As parents, we want to protect our children from chronic and unhealthy stress, but we want to allow them to experience healthy and age-appropriate stress.

Studying for a test or exams at school for instance can be very stressful. But it is an age-appropriate type of stress that can be used to teach children diligence, hard work and dedication. It is also temporary because exams end and when they do children can see the results of their hard work when they get good results back.

Sports or other extramural activities that allow children to compete or perform in front of others can also be excellent sources of good stress, teaching them teamwork, hard work, and how to overcome nervousness.

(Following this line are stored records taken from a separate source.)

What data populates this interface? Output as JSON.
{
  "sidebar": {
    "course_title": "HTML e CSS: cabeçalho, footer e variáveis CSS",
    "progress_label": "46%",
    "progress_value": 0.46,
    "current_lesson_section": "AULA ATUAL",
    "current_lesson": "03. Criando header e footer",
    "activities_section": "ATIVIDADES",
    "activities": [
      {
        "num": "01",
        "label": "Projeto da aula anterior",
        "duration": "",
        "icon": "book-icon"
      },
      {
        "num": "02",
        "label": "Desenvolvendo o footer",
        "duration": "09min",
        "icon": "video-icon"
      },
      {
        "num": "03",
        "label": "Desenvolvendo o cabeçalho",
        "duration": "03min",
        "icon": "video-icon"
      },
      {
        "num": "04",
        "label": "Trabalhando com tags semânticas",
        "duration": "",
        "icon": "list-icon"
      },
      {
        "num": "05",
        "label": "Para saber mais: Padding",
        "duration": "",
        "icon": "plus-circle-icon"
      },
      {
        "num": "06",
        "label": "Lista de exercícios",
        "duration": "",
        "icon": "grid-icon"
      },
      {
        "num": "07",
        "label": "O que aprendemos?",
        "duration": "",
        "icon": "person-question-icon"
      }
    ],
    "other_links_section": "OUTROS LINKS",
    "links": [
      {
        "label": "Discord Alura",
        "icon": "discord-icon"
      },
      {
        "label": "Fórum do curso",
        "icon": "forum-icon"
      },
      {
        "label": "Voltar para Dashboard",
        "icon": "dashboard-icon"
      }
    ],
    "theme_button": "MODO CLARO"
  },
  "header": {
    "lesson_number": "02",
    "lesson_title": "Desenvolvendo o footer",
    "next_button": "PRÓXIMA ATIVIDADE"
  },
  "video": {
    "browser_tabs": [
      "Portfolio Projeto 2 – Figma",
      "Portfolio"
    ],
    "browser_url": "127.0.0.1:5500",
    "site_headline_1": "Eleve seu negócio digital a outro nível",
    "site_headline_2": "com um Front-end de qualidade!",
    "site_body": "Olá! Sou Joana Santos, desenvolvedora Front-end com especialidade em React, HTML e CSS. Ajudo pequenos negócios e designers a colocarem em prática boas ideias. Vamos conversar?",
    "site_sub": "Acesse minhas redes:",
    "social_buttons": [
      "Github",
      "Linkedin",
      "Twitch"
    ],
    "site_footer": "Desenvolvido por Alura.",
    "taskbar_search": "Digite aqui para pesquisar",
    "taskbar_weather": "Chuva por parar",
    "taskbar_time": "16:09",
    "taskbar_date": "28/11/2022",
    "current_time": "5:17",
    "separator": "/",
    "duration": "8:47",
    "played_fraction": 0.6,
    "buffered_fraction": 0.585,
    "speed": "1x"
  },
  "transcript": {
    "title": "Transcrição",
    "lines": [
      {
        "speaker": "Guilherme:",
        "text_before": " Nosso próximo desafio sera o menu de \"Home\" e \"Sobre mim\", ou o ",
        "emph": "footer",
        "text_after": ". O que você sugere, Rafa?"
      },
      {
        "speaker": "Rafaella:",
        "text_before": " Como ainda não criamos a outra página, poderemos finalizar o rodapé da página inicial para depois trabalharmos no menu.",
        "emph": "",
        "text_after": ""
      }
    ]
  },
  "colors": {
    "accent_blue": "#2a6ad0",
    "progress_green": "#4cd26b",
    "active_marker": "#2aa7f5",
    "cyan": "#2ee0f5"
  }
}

Our children are often much stronger and more resilient than we give them credit for. But if we are always “taking them off the hook” and removing anything that could be potentially stressful or upsetting, we are stifling their growth opportunities.

Some examples of things that can cause unhealthy stress:

  • Physical or sexual abuse – having to survive in an abusive environment will keep the child’s nervous system stuck in flight, flight or freeze response
  • Volatile home environment – If the relationship between parents is volatile or even violent this will place the children under a great deal of unhealthy stress. Parents argue, but it is important to try and keep children out of these adult disputes as much as possible
  • Constant bullying at school – A child being bullied may provide an opportunity to teach conflict resolution, as well as how to stand up for yourself. But if the bullying is ongoing and pervasive it may cause lasting emotional damage
  • Parentification – When a child is forced to take on adult responsibilities in the home. This includes being relied on for emotional, physical, or mental support, providing conflict resolution or mediating between parents, consistently performing parental household tasks or parenting siblings
  • Chaotic home environment – Structure, routine and discipline all help to provide a space in which children can feel safe and grounded because they know what the rules are, and they know what to expect.

Parents have a responsibility to protect children from unhealthy and chronic stress and to provide the support and guidance they need to help them navigate healthy stress.

Removing children completely from negative situations while growing up will only create insecurities, uncertainty, and fear of dealing with something similar later in life.

Pain and suffering are bad, but learning how to cope with difficult things will help our children grow into strong, independent and resilient adults.